In the TM31, recipes can only be followed manually by operating the machine with push buttons, without the guided recipe feature of the newer model. However, it can do many of the same things as the TM5.

== Reviews ==
In 2010, Stiftung Warentest rated the model TM 31 with mark 3.2 (satisfactory). The price of 985 euro, the high noise level, and the lack of grating and slicing functionality was criticised. The successor model TM 5 was rated in 2015 with mark 2.9 (satisfactory). The noise level (measured at 91 decibel) was again criticised, and the testers said that this was the reason why it was rated down.

In 2014, Vorwerk was awarded a critical "Shonky Award" by the Australian consumer advocate Choice, for the "flawed launch of its new model".

In 2016, the TM5 was rated 4 out of 5 stars in C|Net and had a positive review on Wired.
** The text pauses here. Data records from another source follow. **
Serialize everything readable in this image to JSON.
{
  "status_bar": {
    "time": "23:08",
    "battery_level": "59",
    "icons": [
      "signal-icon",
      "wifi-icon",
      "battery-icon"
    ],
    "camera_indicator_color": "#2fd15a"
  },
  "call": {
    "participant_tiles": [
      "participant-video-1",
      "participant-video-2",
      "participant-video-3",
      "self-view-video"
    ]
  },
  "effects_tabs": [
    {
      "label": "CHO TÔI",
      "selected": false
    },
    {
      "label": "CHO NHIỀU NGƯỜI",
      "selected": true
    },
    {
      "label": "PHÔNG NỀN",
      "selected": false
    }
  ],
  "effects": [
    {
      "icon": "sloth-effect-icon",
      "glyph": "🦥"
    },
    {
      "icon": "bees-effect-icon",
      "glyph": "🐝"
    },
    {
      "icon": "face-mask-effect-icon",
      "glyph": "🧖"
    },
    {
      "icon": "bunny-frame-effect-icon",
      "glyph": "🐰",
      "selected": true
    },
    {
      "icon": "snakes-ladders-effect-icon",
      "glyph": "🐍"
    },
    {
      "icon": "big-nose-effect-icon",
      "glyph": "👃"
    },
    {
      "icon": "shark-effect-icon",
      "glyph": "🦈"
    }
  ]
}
In 2018, iFixit published a teardown of the Thermomix TM5. Without giving a repairability score, they praised the modular conception and criticized the poor accessibility of some connections.

== Safety ==

There have been numerous accounts of a Thermomix machine "exploding" and scalding people with hot liquids. In October 2014, the model was recalled over claims that hot liquid or food may splash out of the mixing bowl. The Australian consumer organisation Choice called for an Australian Competition & Consumer Commission (ACCC) investigation. In June 2017, the ACCC started court proceedings against the Australian Thermomix distributor, alleging that it breached Australian Consumer Law, failed to comply with mandatory reporting requirements for injuries, asked consumers to sign non-disclosure agreements, and made false and misleading statements about its 2014 recall.

Choice told the Australian Broadcasting Corporation (ABC) that it was aware of 87 cases where Thermomix consumers had been burned. The ABC understood that 18 of those required several weeks of treatment in hospital burns units.

In April 2018, Thermomix in Australia was handed a $4.6 million fine because they had violated consumer law by failing to report dangerous defects.

In 2014, Thermomix TM31 (12423100 to 14323199) was recalled in Australia. The ACCC issued recall notice 2014/14361 in October 2014. The sealing ring was identified as a point of possible failure in circumstances where the machine was operated at high speed and then switched to the lid open position. Vorwerk shipped all affected owners a replacement sealing ring in November 2014.